Yanick Poisson
La Tribune
Publié le 24 février 2009 à 09h09
(ASBESTOS) Une foule d'un peu plus d'une centaine de personnes, composée principalement de résidents du secteur des Trois-Lacs, ont assisté, lundi, à la séance d'information organisée par le Bureau d'audiences publiques sur l'environnement (BAPE) afin de faire la lumière sur le projet de dragage de la Régie intermunicipale de restauration et de prévention des Trois-Lacs.
Même s'ils se sont dits, pour la plupart, satisfaits du projet qui leur était présenté, les propriétaires riverains ont longuement questionné le groupe promoteur en rapport à une zone tampon de 30 pieds à partir de la berge qui ne sera pas draguée au cours de la première phase de l'intervention.
Afin de concilier les attentes de l'Association des résidents des Trois-Lacs, celles du ministère du Développement durable, de l'Environnement et des Parcs (MDDEP) et de respecter, tant que faire se peut, la faune du plan d'eau, la Régie a, effectivement, décidé de ne pas retirer les sédiments se trouvant à moins de dix mètres des rives, sauf dans le cas de quelques plages publiques situées dans les secteurs de la rue Larochelle à Asbestos et du camping l'Oiseau bleu, à Tingwick.
Pour Yvan Provencher, un propriétaire riverain, cette zone est beaucoup plus qu'une simple épine dans le pied. En ce qui le concerne, elle rend les travaux tout à fait inutiles.
«Je n'ai plus accès au lac en bateau et il est impensable de se baigner ou de se promener en pédalo. De plus, je trouve sans cesse des poissons morts sur la plage parce qu'ils se sont pris dans les algues», a-t-il indiqué.
Johanne Lupien, une autre résidente, a demandé à ce que le dragage du littoral concerne également les plages privées, ce qui permettrait à la majeure partie des riverains d'avoir accès à une eau navigable.
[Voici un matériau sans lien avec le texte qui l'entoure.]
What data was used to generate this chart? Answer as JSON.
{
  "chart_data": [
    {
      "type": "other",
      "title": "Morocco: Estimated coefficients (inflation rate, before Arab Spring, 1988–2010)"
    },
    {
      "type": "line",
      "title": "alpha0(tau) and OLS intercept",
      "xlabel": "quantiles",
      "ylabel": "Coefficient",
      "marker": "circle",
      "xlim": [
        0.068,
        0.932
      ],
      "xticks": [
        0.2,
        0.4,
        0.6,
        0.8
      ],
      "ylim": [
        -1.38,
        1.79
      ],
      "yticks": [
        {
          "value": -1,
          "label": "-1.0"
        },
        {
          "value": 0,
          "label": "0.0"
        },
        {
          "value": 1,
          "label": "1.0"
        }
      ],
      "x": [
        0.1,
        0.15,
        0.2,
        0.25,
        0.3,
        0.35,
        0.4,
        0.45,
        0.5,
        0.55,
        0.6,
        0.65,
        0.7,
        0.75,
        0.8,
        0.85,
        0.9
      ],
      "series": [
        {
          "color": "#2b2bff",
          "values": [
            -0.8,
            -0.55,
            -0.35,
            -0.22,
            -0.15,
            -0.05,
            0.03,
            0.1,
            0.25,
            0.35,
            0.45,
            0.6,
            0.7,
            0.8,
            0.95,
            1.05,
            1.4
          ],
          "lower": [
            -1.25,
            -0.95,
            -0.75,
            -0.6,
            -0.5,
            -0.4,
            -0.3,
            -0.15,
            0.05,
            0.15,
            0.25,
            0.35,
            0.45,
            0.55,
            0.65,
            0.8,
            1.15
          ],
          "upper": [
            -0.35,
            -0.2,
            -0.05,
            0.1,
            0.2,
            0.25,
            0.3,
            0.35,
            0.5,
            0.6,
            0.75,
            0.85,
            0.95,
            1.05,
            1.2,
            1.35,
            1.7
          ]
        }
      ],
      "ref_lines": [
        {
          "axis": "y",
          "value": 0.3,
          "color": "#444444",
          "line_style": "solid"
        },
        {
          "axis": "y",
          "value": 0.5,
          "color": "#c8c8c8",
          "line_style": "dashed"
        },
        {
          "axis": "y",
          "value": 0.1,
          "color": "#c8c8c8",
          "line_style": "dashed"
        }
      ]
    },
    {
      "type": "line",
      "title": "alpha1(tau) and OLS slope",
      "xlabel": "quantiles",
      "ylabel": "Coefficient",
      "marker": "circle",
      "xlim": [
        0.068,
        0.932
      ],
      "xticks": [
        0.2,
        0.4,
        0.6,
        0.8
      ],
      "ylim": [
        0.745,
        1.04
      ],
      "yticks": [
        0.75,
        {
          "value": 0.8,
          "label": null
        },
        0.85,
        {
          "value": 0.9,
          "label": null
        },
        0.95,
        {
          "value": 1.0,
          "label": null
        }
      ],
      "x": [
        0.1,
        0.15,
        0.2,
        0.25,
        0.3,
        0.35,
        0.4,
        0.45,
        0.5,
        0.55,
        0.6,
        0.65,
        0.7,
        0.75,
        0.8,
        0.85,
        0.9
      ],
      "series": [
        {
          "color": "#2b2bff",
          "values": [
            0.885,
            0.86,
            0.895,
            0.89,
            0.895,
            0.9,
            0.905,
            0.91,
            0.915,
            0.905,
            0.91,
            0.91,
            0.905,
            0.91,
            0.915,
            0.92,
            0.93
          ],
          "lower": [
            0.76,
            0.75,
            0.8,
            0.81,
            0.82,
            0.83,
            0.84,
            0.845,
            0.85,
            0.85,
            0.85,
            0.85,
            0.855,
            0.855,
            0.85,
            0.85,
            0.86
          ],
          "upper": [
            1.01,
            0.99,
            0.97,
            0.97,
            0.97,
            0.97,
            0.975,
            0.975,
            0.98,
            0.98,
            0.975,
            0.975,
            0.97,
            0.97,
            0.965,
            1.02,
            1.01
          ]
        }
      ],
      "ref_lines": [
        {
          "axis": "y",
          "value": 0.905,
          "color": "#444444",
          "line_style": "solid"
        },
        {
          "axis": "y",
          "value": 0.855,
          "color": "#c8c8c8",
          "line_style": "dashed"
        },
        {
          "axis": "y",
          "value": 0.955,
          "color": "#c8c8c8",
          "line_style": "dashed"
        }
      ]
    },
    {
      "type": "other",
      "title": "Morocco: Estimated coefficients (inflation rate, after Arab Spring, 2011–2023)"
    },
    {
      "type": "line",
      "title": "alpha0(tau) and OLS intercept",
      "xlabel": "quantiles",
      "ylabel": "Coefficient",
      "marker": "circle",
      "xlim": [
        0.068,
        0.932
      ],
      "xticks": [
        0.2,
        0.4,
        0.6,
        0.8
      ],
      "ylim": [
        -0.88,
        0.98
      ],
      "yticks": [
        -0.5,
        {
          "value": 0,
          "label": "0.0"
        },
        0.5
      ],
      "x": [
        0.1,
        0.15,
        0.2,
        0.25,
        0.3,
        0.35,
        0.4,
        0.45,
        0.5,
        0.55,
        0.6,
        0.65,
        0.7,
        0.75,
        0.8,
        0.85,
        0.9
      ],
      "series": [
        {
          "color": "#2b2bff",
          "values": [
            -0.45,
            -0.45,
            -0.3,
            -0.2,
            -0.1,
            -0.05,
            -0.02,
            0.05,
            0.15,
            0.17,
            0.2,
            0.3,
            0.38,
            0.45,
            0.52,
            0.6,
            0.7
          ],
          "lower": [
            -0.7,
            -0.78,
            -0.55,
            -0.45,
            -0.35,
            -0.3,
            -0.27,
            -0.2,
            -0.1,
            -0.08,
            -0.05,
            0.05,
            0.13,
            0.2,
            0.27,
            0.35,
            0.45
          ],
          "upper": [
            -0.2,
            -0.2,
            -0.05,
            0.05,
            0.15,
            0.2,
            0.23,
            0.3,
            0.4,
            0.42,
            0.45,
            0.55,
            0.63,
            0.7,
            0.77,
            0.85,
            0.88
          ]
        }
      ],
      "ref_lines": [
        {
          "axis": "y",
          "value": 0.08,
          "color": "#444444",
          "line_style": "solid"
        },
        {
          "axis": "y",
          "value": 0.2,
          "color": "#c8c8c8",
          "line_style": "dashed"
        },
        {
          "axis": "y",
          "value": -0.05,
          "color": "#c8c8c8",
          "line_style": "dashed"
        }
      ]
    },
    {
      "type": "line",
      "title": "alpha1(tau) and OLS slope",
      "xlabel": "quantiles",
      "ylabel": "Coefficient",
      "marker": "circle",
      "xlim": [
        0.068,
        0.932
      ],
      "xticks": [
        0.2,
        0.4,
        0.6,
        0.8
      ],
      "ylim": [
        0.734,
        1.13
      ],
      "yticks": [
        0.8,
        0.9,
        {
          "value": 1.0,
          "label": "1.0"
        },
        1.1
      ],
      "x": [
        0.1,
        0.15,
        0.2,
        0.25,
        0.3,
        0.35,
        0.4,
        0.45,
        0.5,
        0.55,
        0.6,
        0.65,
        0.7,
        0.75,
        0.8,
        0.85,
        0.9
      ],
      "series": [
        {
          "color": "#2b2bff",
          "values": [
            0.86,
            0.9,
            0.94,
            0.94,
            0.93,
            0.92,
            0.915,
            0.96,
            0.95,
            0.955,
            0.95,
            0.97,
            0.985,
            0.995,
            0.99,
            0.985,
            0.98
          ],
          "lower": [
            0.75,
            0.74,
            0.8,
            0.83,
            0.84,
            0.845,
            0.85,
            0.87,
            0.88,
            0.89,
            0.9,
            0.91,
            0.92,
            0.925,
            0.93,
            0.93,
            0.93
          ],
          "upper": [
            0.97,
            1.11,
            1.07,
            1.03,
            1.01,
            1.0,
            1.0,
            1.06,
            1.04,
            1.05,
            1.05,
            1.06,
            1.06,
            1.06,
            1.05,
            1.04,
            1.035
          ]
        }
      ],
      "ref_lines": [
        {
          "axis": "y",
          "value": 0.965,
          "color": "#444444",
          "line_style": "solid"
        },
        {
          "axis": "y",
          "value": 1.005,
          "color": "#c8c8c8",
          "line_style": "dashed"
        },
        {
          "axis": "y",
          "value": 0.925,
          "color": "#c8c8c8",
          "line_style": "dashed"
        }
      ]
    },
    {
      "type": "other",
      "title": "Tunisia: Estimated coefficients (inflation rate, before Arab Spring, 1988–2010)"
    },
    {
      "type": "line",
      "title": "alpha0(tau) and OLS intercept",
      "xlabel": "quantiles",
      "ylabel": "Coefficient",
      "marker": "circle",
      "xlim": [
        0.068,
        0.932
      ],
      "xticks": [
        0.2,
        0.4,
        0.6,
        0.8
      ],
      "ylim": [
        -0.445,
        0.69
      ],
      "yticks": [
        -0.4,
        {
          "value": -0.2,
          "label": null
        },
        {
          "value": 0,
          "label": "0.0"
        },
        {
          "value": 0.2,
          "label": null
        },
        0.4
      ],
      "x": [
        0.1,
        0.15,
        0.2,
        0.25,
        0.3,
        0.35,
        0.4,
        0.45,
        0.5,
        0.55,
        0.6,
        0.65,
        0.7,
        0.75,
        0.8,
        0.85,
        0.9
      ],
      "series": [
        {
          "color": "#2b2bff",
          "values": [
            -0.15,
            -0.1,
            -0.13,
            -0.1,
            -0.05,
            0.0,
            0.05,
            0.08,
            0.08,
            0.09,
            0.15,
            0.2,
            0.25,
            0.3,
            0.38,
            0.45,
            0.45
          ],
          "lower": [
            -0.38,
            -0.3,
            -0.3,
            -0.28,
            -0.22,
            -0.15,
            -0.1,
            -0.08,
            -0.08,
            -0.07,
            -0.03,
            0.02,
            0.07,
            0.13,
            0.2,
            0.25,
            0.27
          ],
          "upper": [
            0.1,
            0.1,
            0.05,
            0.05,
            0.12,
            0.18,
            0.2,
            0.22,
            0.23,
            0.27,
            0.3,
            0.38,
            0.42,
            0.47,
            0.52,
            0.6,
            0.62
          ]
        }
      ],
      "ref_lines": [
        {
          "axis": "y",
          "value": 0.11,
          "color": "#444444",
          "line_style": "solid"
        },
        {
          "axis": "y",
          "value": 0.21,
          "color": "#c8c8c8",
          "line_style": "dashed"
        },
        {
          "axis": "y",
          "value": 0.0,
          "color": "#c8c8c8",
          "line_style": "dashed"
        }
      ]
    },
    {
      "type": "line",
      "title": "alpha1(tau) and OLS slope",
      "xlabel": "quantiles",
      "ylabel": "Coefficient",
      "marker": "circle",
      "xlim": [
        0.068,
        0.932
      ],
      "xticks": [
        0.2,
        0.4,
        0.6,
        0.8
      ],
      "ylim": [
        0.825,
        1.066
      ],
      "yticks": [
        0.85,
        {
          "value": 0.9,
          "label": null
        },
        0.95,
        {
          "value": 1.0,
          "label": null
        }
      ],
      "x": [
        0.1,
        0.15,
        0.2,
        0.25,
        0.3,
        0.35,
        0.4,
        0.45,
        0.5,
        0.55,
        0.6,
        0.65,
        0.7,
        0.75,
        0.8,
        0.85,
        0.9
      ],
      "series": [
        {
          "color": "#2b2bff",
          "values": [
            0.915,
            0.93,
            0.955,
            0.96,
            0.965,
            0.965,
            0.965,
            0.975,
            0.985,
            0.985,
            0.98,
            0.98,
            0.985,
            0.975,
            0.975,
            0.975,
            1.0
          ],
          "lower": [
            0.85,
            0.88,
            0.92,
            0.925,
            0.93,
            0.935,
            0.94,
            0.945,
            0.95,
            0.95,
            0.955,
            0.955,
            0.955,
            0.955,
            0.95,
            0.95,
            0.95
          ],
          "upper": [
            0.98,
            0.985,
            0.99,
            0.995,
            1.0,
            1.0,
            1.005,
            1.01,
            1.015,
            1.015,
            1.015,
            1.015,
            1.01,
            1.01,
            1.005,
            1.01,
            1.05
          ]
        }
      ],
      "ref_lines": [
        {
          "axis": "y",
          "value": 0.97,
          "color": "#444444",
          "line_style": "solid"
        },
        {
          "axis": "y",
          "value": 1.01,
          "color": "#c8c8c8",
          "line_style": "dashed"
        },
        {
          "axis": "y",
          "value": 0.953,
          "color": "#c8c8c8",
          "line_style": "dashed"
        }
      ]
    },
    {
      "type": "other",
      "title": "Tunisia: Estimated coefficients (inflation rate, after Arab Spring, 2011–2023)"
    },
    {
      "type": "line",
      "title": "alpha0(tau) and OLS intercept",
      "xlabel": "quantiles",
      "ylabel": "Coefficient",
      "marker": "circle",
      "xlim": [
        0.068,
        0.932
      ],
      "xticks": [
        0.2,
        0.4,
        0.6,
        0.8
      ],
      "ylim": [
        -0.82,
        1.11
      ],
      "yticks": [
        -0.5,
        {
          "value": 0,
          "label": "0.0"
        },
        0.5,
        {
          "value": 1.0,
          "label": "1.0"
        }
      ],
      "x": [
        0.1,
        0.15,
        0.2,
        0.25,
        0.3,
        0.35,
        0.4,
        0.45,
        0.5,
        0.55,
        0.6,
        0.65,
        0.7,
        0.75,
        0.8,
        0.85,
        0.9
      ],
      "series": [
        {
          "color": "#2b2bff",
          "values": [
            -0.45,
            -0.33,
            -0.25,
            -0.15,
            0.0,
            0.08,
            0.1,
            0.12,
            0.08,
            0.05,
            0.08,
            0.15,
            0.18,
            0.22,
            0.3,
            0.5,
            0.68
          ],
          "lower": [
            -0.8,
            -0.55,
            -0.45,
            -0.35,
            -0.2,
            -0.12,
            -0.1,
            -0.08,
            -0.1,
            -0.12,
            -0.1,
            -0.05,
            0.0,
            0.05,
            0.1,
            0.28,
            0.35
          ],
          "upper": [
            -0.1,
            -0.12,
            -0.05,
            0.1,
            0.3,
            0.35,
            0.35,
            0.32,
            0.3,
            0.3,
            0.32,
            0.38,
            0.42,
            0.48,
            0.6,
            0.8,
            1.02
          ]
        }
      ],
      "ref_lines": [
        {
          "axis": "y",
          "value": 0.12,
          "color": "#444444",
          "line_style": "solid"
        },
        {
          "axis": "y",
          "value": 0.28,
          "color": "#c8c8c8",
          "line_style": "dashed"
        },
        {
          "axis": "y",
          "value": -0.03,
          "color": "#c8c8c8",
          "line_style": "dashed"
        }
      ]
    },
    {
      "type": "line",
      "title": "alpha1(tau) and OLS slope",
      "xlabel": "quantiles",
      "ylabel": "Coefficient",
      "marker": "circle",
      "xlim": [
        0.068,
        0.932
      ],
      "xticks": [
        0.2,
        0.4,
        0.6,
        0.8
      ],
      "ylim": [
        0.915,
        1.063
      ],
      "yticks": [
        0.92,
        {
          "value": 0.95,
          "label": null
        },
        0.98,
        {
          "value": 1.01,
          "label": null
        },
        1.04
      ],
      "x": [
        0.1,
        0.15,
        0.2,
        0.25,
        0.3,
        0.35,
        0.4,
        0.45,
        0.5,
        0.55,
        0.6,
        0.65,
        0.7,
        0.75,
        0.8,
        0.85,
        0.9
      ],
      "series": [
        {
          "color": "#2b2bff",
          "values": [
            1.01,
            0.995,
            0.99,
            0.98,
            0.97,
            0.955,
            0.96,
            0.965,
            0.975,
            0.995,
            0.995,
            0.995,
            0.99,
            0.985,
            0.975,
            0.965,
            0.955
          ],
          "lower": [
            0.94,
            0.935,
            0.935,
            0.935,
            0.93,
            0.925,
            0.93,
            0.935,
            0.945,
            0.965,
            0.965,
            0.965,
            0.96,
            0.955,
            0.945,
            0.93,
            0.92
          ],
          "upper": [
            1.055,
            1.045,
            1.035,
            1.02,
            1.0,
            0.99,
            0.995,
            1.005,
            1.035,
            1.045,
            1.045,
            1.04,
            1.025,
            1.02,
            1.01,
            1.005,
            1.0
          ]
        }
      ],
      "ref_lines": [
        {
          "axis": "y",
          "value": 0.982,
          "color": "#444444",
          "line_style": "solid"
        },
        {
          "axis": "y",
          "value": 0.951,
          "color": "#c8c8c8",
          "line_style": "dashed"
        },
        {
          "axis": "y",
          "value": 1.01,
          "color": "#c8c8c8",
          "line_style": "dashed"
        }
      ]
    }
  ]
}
Elle a indiqué arracher elle-même les algues chaque été afin de permettre aux gens de se baigner.
Même s'il s'est dit très attentif aux recommandations des gens des Trois-Lacs, le directeur de la Régie intermunicipale, Martin Lessard, n'a pas été en mesure d'y donner suite. Le directeur a indiqué que cette première étape servait avant tout à démontrer que le dragage d'un lac était sans impact pour l'environnement et qu'elle devait donc concerner une zone limitée du bassin.
«Nous devons en faire un projet exemplaire. Les yeux de plusieurs autres gestionnaires de lacs sont tournés vers nous. C'est pour cette raison que nous avons décidé d'être extrêmement conservateurs pour la première phase», a-t-il dit.
M. Lessard a toutefois tenu à préciser qu'il avait l'intention de rendre le cours d'eau à ses résidents lors de phases subséquentes de dragage.
La séance du BAPE s'est soldée par un tonnerre d'applaudissements. Selon Martin Lessard, cette réaction des riverains démontre qu'ils sont heureux de constater qu'enfin les choses bougent.
«C'est vrai que beaucoup d'études ont été faites afin de permettre de mieux connaître le lac et sa problématique au cours des dernières années, mais après 40 ans d'attente, on sent maintenant que ça bouge», a-t-il dit.
Les gens qui ne sont pas convaincus de la pertinence du projet de la Régie ont jusqu'au 22 mars pour adresser une demande d'audience publique auprès du MDDEP. Si personne ne se manifeste, la ministre Line Beauchamp pourrait autoriser la réalisation des travaux dès cet automne.